La fissuration du tablier dans la membrure supérieure — fissures transversales au-dessus des appuis intermédiaires (zone de moment négatif) et fissures longitudinales au-dessus des lignes d’âme — est provoquée par le retrait différentiel, les gradients thermiques et les charges de trafic. La fissuration par réflexion se produit à travers les revêtements bitumineux et permet à l’eau chargée de chlorures de pénétrer jusqu’aux armatures. La spécification AASHTO LRFD limite la contrainte de traction dans le tablier sous charges de service pour contrôler la fissuration.
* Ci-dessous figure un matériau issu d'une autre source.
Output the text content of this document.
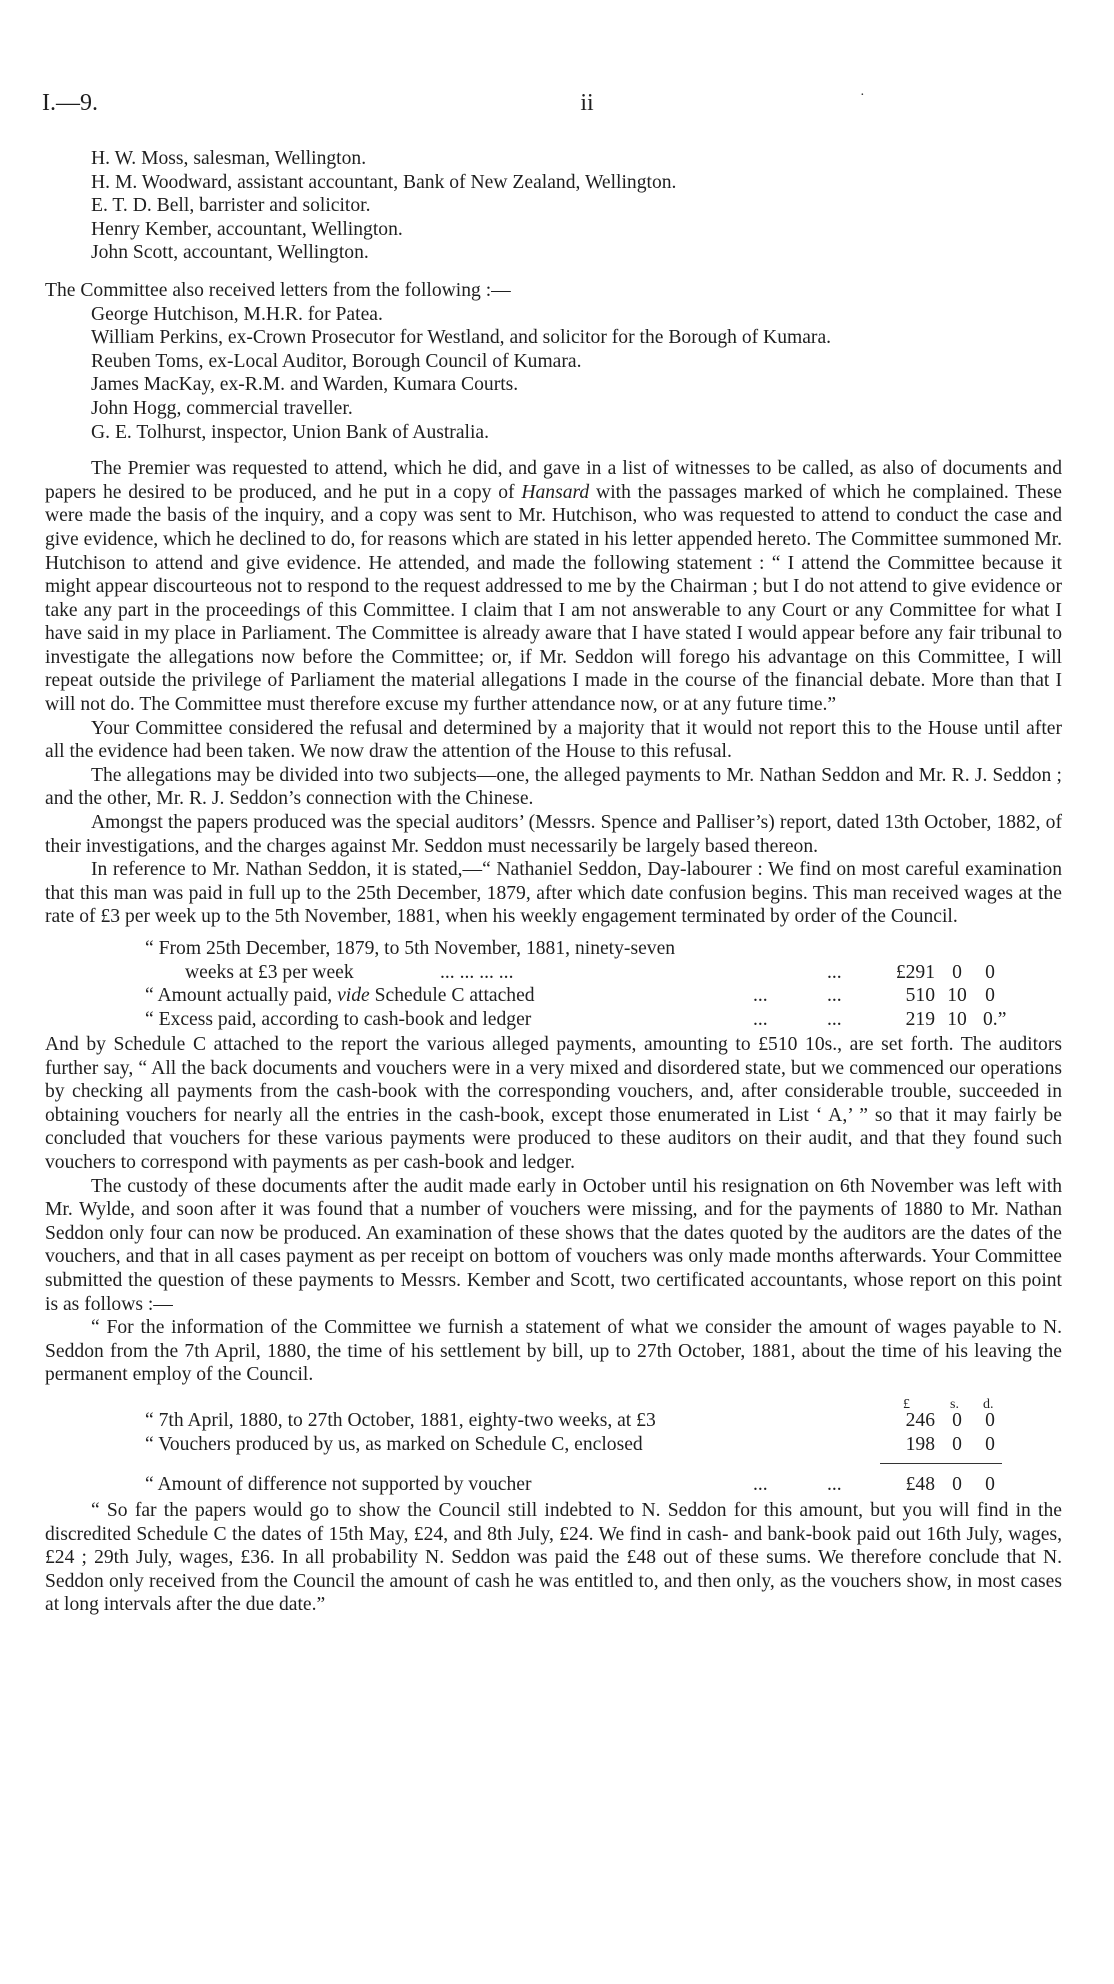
I.—9.	ii	·

H. W. Moss, salesman, Wellington.

H. M. Woodward, assistant accountant, Bank of New Zealand, Wellington.

E. T. D. Bell, barrister and solicitor.

Henry Kember, accountant, Wellington.

John Scott, accountant, Wellington.

The Committee also received letters from the following :—

George Hutchison, M.H.R. for Patea.

William Perkins, ex-Crown Prosecutor for Westland, and solicitor for the Borough of Kumara.

Reuben Toms, ex-Local Auditor, Borough Council of Kumara.

James MacKay, ex-R.M. and Warden, Kumara Courts.

John Hogg, commercial traveller.

G. E. Tolhurst, inspector, Union Bank of Australia.

The Premier was requested to attend, which he did, and gave in a list of witnesses to be called, as also of documents and papers he desired to be produced, and he put in a copy of Hansard with the passages marked of which he complained. These were made the basis of the inquiry, and a copy was sent to Mr. Hutchison, who was requested to attend to conduct the case and give evidence, which he declined to do, for reasons which are stated in his letter appended hereto. The Committee summoned Mr. Hutchison to attend and give evidence. He attended, and made the following statement : “ I attend the Committee because it might appear discourteous not to respond to the request addressed to me by the Chairman ; but I do not attend to give evidence or take any part in the proceedings of this Committee. I claim that I am not answerable to any Court or any Committee for what I have said in my place in Parliament. The Committee is already aware that I have stated I would appear before any fair tribunal to investigate the allegations now before the Committee; or, if Mr. Seddon will forego his advantage on this Committee, I will repeat outside the privilege of Parliament the material allegations I made in the course of the financial debate. More than that I will not do. The Committee must therefore excuse my further attendance now, or at any future time.”

Your Committee considered the refusal and determined by a majority that it would not report this to the House until after all the evidence had been taken. We now draw the attention of the House to this refusal.

The allegations may be divided into two subjects—one, the alleged payments to Mr. Nathan Seddon and Mr. R. J. Seddon ; and the other, Mr. R. J. Seddon’s connection with the Chinese.

Amongst the papers produced was the special auditors’ (Messrs. Spence and Palliser’s) report, dated 13th October, 1882, of their investigations, and the charges against Mr. Seddon must necessarily be largely based thereon.

In reference to Mr. Nathan Seddon, it is stated,—“ Nathaniel Seddon, Day-labourer : We find on most careful examination that this man was paid in full up to the 25th December, 1879, after which date confusion begins. This man received wages at the rate of £3 per week up to the 5th November, 1881, when his weekly engagement terminated by order of the Council.

“ From 25th December, 1879, to 5th November, 1881, ninety-seven
weeks at £3 per week	... ... ... ...	...	£291 0 0
“ Amount actually paid, vide Schedule C attached	...	...	510 10 0
“ Excess paid, according to cash-book and ledger	...	...	219 10 0.”

And by Schedule C attached to the report the various alleged payments, amounting to £510 10s., are set forth. The auditors further say, “ All the back documents and vouchers were in a very mixed and disordered state, but we commenced our operations by checking all payments from the cash-book with the corresponding vouchers, and, after considerable trouble, succeeded in obtaining vouchers for nearly all the entries in the cash-book, except those enumerated in List ‘ A,’ ” so that it may fairly be concluded that vouchers for these various payments were produced to these auditors on their audit, and that they found such vouchers to correspond with payments as per cash-book and ledger.

The custody of these documents after the audit made early in October until his resignation on 6th November was left with Mr. Wylde, and soon after it was found that a number of vouchers were missing, and for the payments of 1880 to Mr. Nathan Seddon only four can now be produced. An examination of these shows that the dates quoted by the auditors are the dates of the vouchers, and that in all cases payment as per receipt on bottom of vouchers was only made months afterwards. Your Committee submitted the question of these payments to Messrs. Kember and Scott, two certificated accountants, whose report on this point is as follows :—

“ For the information of the Committee we furnish a statement of what we consider the amount of wages payable to N. Seddon from the 7th April, 1880, the time of his settlement by bill, up to 27th October, 1881, about the time of his leaving the permanent employ of the Council.

£	s. d.
“ 7th April, 1880, to 27th October, 1881, eighty-two weeks, at £3	246 0 0
“ Vouchers produced by us, as marked on Schedule C, enclosed	198 0 0
“ Amount of difference not supported by voucher	...	...	£48 0 0

“ So far the papers would go to show the Council still indebted to N. Seddon for this amount, but you will find in the discredited Schedule C the dates of 15th May, £24, and 8th July, £24. We find in cash- and bank-book paid out 16th July, wages, £24 ; 29th July, wages, £36. In all probability N. Seddon was paid the £48 out of these sums. We therefore conclude that N. Seddon only received from the Council the amount of cash he was entitled to, and then only, as the vouchers show, in most cases at long intervals after the due date.”
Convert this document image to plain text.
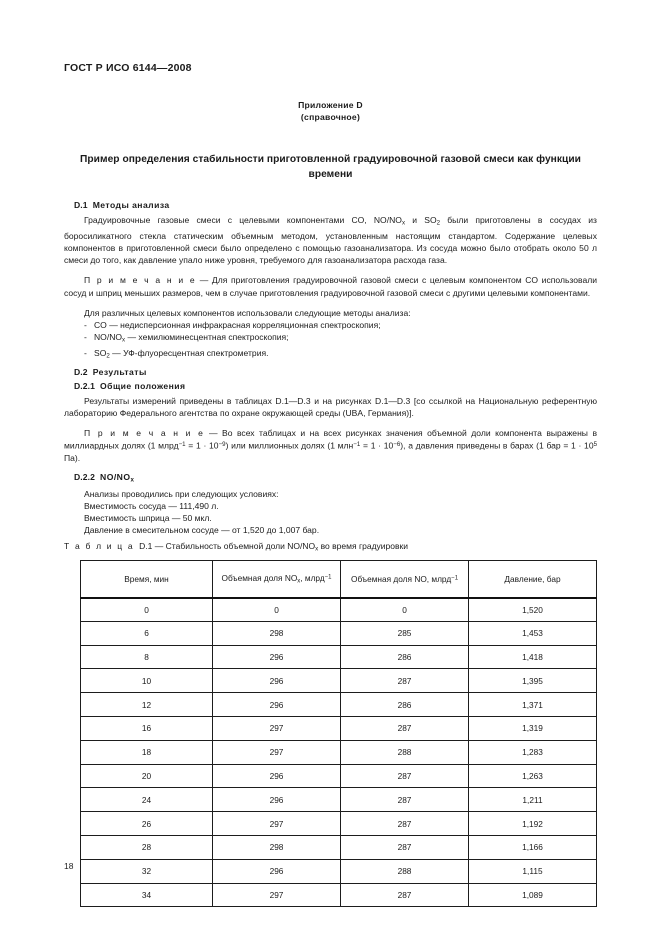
ГОСТ Р ИСО 6144—2008
Приложение D
(справочное)
Пример определения стабильности приготовленной градуировочной газовой смеси как функции времени
D.1 Методы анализа

Градуировочные газовые смеси с целевыми компонентами CO, $NO/NO_x$ и $SO_2$ были приготовлены в сосудах из боросиликатного стекла статическим объемным методом, установленным настоящим стандартом. Содержание целевых компонентов в приготовленной смеси было определено с помощью газоанализатора. Из сосуда можно было отобрать около 50 л смеси до того, как давление упало ниже уровня, требуемого для газоанализатора расхода газа.

П р и м е ч а н и е — Для приготовления градуировочной газовой смеси с целевым компонентом CO использовали сосуд и шприц меньших размеров, чем в случае приготовления градуировочной газовой смеси с другими целевыми компонентами.

Для различных целевых компонентов использовали следующие методы анализа:

- CO — недисперсионная инфракрасная корреляционная спектроскопия;
- $NO/NO_x$ — хемилюминесцентная спектроскопия;
- $SO_2$ — УФ-флуоресцентная спектрометрия.
D.2 Результаты
D.2.1 Общие положения

Результаты измерений приведены в таблицах D.1—D.3 и на рисунках D.1—D.3 [со ссылкой на Национальную референтную лабораторию Федерального агентства по охране окружающей среды (UBA, Германия)].

П р и м е ч а н и е — Во всех таблицах и на всех рисунках значения объемной доли компонента выражены в миллиардных долях (1 млрд$^{-1}$ = $1 \cdot 10^{-9}$) или миллионных долях (1 $млн^{-1} = 1 \cdot 10^{-6}$), а давления приведены в барах (1 бар = $1 \cdot 10^5$ Па).

D.2.2 $NO/NO_x$
Анализы проводились при следующих условиях:
Вместимость сосуда — 111,490 л.
Вместимость шприца — 50 мкл.
Давление в смесительном сосуде — от 1,520 до 1,007 бар.
Т а б л и ц а D.1 — Стабильность объемной доли $NO/NO_x$ во время градуировки
Время, мин	Объемная доля $NO_x$, млрд$^{-1}$	Объемная доля NO, млрд$^{-1}$	Давление, бар
0	0	0	1,520
6	298	285	1,453
8	296	286	1,418
10	296	287	1,395
12	296	286	1,371
16	297	287	1,319
18	297	288	1,283
20	296	287	1,263
24	296	287	1,211
26	297	287	1,192
28	298	287	1,166
32	296	288	1,115
34	297	287	1,089
18
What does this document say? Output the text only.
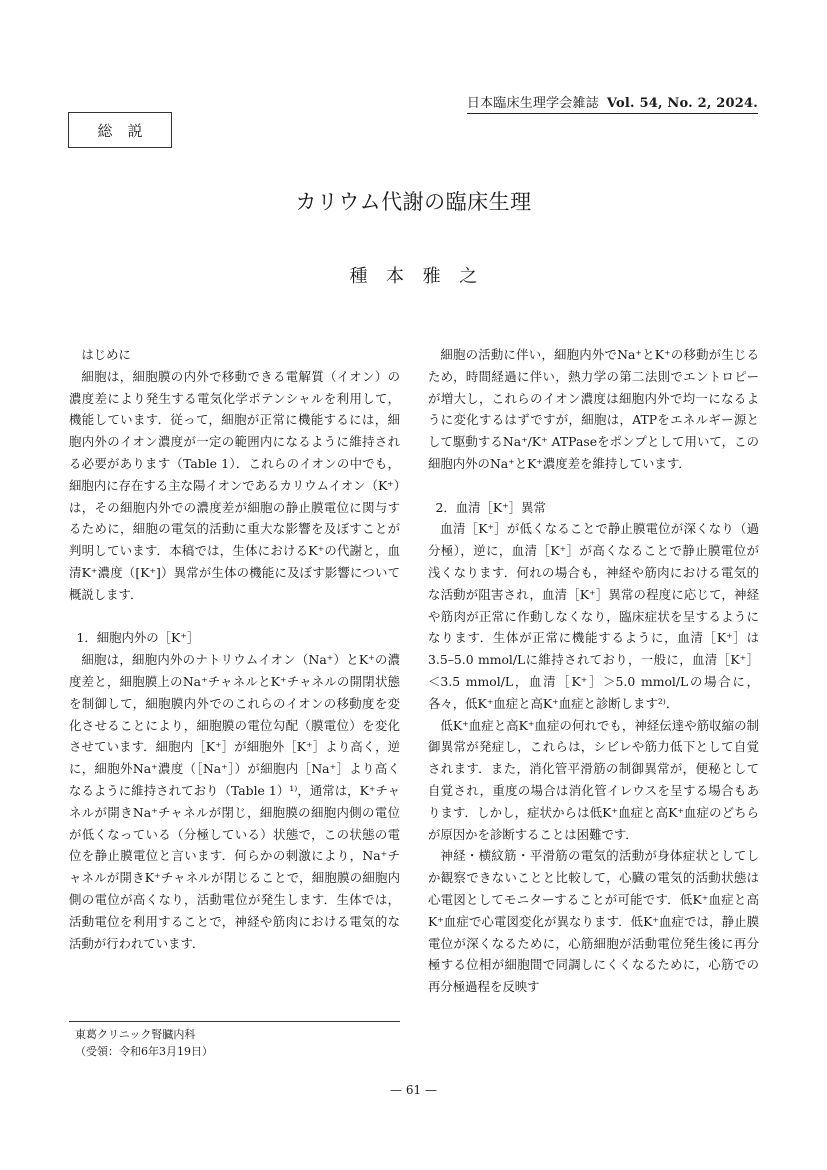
日本臨床生理学会雑誌 Vol. 54, No. 2, 2024.
総　説
カリウム代謝の臨床生理
種　本　雅　之
はじめに

細胞は，細胞膜の内外で移動できる電解質（イオン）の濃度差により発生する電気化学ポテンシャルを利用して，機能しています．従って，細胞が正常に機能するには，細胞内外のイオン濃度が一定の範囲内になるように維持される必要があります（Table 1）．これらのイオンの中でも，細胞内に存在する主な陽イオンであるカリウムイオン（K⁺）は，その細胞内外での濃度差が細胞の静止膜電位に関与するために，細胞の電気的活動に重大な影響を及ぼすことが判明しています．本稿では，生体におけるK⁺の代謝と，血清K⁺濃度（[K⁺]）異常が生体の機能に及ぼす影響について概説します．

1．細胞内外の［K⁺］

細胞は，細胞内外のナトリウムイオン（Na⁺）とK⁺の濃度差と，細胞膜上のNa⁺チャネルとK⁺チャネルの開閉状態を制御して，細胞膜内外でのこれらのイオンの移動度を変化させることにより，細胞膜の電位勾配（膜電位）を変化させています．細胞内［K⁺］が細胞外［K⁺］より高く，逆に，細胞外Na⁺濃度（［Na⁺］）が細胞内［Na⁺］より高くなるように維持されており（Table 1）¹⁾，通常は，K⁺チャネルが開きNa⁺チャネルが閉じ，細胞膜の細胞内側の電位が低くなっている（分極している）状態で，この状態の電位を静止膜電位と言います．何らかの刺激により，Na⁺チャネルが開きK⁺チャネルが閉じることで，細胞膜の細胞内側の電位が高くなり，活動電位が発生します．生体では，活動電位を利用することで，神経や筋肉における電気的な活動が行われています．

細胞の活動に伴い，細胞内外でNa⁺とK⁺の移動が生じるため，時間経過に伴い，熱力学の第二法則でエントロピーが増大し，これらのイオン濃度は細胞内外で均一になるように変化するはずですが，細胞は，ATPをエネルギー源として駆動するNa⁺/K⁺ ATPaseをポンプとして用いて，この細胞内外のNa⁺とK⁺濃度差を維持しています．

2．血清［K⁺］異常

血清［K⁺］が低くなることで静止膜電位が深くなり（過分極），逆に，血清［K⁺］が高くなることで静止膜電位が浅くなります．何れの場合も，神経や筋肉における電気的な活動が阻害され，血清［K⁺］異常の程度に応じて，神経や筋肉が正常に作動しなくなり，臨床症状を呈するようになります．生体が正常に機能するように，血清［K⁺］は3.5–5.0 mmol/Lに維持されており，一般に，血清［K⁺］＜3.5 mmol/L，血清［K⁺］＞5.0 mmol/Lの場合に，各々，低K⁺血症と高K⁺血症と診断します²⁾．

低K⁺血症と高K⁺血症の何れでも，神経伝達や筋収縮の制御異常が発症し，これらは，シビレや筋力低下として自覚されます．また，消化管平滑筋の制御異常が，便秘として自覚され，重度の場合は消化管イレウスを呈する場合もあります．しかし，症状からは低K⁺血症と高K⁺血症のどちらが原因かを診断することは困難です．

神経・横紋筋・平滑筋の電気的活動が身体症状としてしか観察できないことと比較して，心臓の電気的活動状態は心電図としてモニターすることが可能です．低K⁺血症と高K⁺血症で心電図変化が異なります．低K⁺血症では，静止膜電位が深くなるために，心筋細胞が活動電位発生後に再分極する位相が細胞間で同調しにくくなるために，心筋での再分極過程を反映す

東葛クリニック腎臓内科
（受領：令和6年3月19日）
— 61 —
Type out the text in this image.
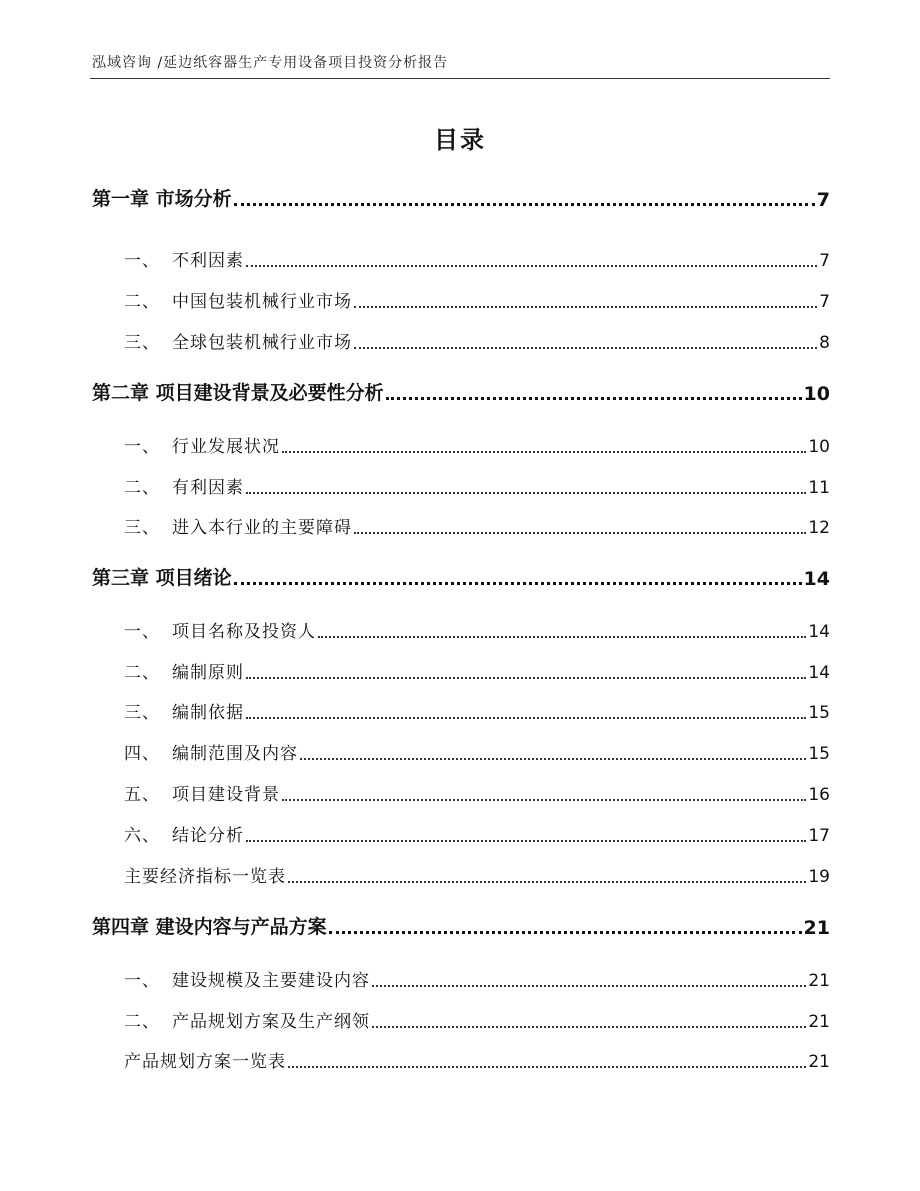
泓域咨询 /延边纸容器生产专用设备项目投资分析报告
目录
第一章 市场分析	7
一、 不利因素	7
二、 中国包装机械行业市场	7
三、 全球包装机械行业市场	8
第二章 项目建设背景及必要性分析	10
一、 行业发展状况	10
二、 有利因素	11
三、 进入本行业的主要障碍	12
第三章 项目绪论	14
一、 项目名称及投资人	14
二、 编制原则	14
三、 编制依据	15
四、 编制范围及内容	15
五、 项目建设背景	16
六、 结论分析	17
主要经济指标一览表	19
第四章 建设内容与产品方案	21
一、 建设规模及主要建设内容	21
二、 产品规划方案及生产纲领	21
产品规划方案一览表	21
La dégradation de la protection anticorrosion est le principal désordre dans les caissons en acier. Les systèmes de peinture protectrice — généralement des systèmes à trois couches (apprêt riche en zinc/couche intermédiaire époxy/couche de finition polyuréthane) selon SSPC ou ISO 12944 — se dégradent en 10 à 20 ans selon l’exposition environnementale. La piqûration de corrosion localisée se produit là où l’humidité s’accumule sur les surfaces horizontales, aux jonctions raidisseur-membrure et dans les crevasses des assemblages boulonnés.
Les cellules de corrosion se forment à l’intérieur des caissons fermés lorsque des cycles de condensation se produisent sans ventilation. La surface intérieure d’un caisson en acier — même revêtue — rouille lorsque l’humidité relative dépasse 60 % et que la température de surface atteint le point de rosée. Les systèmes de déshumidification sont désormais standard sur les grands ponts à caissons en acier (par exemple, le pont de l’Øresund, le Humber Bridge) pour maintenir l’humidité relative interne en dessous de 40 %, arrêtant efficacement la corrosion atmosphérique à l’intérieur du caisson.
La perte de section due à la corrosion réduit la section transversale nette, augmentant les contraintes. Des mesures d’épaisseur par ultrasons sont utilisées pour quantifier l’épaisseur restante. Une perte de section supérieure à 10 % dans les éléments porteurs principaux nécessite une évaluation structurale et peut nécessiter le remplacement des raidisseurs ou l’ajout de renforts. La FHWA indique que toute corrosion causant une perte de section de 20 % dans un élément porteur principal doit être classée comme une constatation critique.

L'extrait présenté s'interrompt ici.